In an intriguing paper published in the Journal of Geophysical Research, Guemas et al. (2012) write that "the North Pacific region has a strong influence on North American and Asian climate." They also say that it is "the area with the worst performance in several state-of-the-art decadal climate predictions." And they add that the failure of essentially all climate models "to represent two major warm sea surface temperature events occurring around 1963 and 1968 largely contributes to this poor skill," noting that "understanding the causes of these major warm events is thus of primary concern to improve prediction of North Pacific, North American and Asian climate."

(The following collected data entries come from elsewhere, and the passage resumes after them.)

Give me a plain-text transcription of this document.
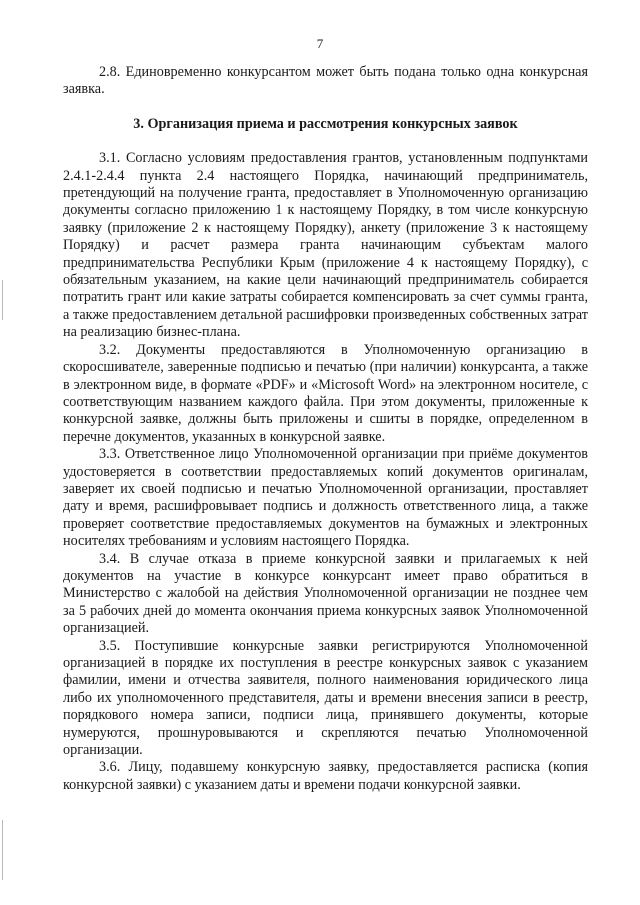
7

2.8. Единовременно конкурсантом может быть подана только одна конкурсная заявка.

3. Организация приема и рассмотрения конкурсных заявок

3.1. Согласно условиям предоставления грантов, установленным подпунктами 2.4.1-2.4.4 пункта 2.4 настоящего Порядка, начинающий предприниматель, претендующий на получение гранта, предоставляет в Уполномоченную организацию документы согласно приложению 1 к настоящему Порядку, в том числе конкурсную заявку (приложение 2 к настоящему Порядку), анкету (приложение 3 к настоящему Порядку) и расчет размера гранта начинающим субъектам малого предпринимательства Республики Крым (приложение 4 к настоящему Порядку), с обязательным указанием, на какие цели начинающий предприниматель собирается потратить грант или какие затраты собирается компенсировать за счет суммы гранта, а также предоставлением детальной расшифровки произведенных собственных затрат на реализацию бизнес-плана.

3.2. Документы предоставляются в Уполномоченную организацию в скоросшивателе, заверенные подписью и печатью (при наличии) конкурсанта, а также в электронном виде, в формате «PDF» и «Microsoft Word» на электронном носителе, с соответствующим названием каждого файла. При этом документы, приложенные к конкурсной заявке, должны быть приложены и сшиты в порядке, определенном в перечне документов, указанных в конкурсной заявке.

3.3. Ответственное лицо Уполномоченной организации при приёме документов удостоверяется в соответствии предоставляемых копий документов оригиналам, заверяет их своей подписью и печатью Уполномоченной организации, проставляет дату и время, расшифровывает подпись и должность ответственного лица, а также проверяет соответствие предоставляемых документов на бумажных и электронных носителях требованиям и условиям настоящего Порядка.

3.4. В случае отказа в приеме конкурсной заявки и прилагаемых к ней документов на участие в конкурсе конкурсант имеет право обратиться в Министерство с жалобой на действия Уполномоченной организации не позднее чем за 5 рабочих дней до момента окончания приема конкурсных заявок Уполномоченной организацией.

3.5. Поступившие конкурсные заявки регистрируются Уполномоченной организацией в порядке их поступления в реестре конкурсных заявок с указанием фамилии, имени и отчества заявителя, полного наименования юридического лица либо их уполномоченного представителя, даты и времени внесения записи в реестр, порядкового номера записи, подписи лица, принявшего документы, которые нумеруются, прошнуровываются и скрепляются печатью Уполномоченной организации.

3.6. Лицу, подавшему конкурсную заявку, предоставляется расписка (копия конкурсной заявки) с указанием даты и времени подачи конкурсной заявки.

In attempting to forge ahead in this direction, the five researchers investigated "the reasons for this particularly low skill," identifying and describing the two major warm events that they say have been "consistently missed by every climate forecast system."

Based on their study of eleven observational data sets, the five researchers suggest that the 1963 warm event "stemmed from the propagation of a warm anomaly along the Kuroshio-Oyashio extension," while the 1968 warm event "originated from the upward transfer of a warm water mass centered at 200 meters depth." And on this basis they conclude that "biases in ocean mixing processes present in many climate prediction models seem to explain the inability to predict these two major events," which themselves need to be predicted in order to adequately project decadal climate changes in the North Pacific region.

Most interestingly, and in spite of the stated fact that "reducing systematic biases in ocean stratification and improving the representation of ocean mixing processes has been a long-standing effort," Guemas et al. write that their findings suggest that allocating still more resources to "improving simulation of ocean mixing has the potential to significantly improve decadal climate prediction."

But does it logically follow that earmarking more money for simply doing more of the same will ever get us where we want to go? Or is this a classic case of ever learning, but never attaining to a knowledge of the truth? ... kind of like going nowhere fast?? .... but going there in style??? And if it is, do we really want to throw good money after what has so far appeared to be bad?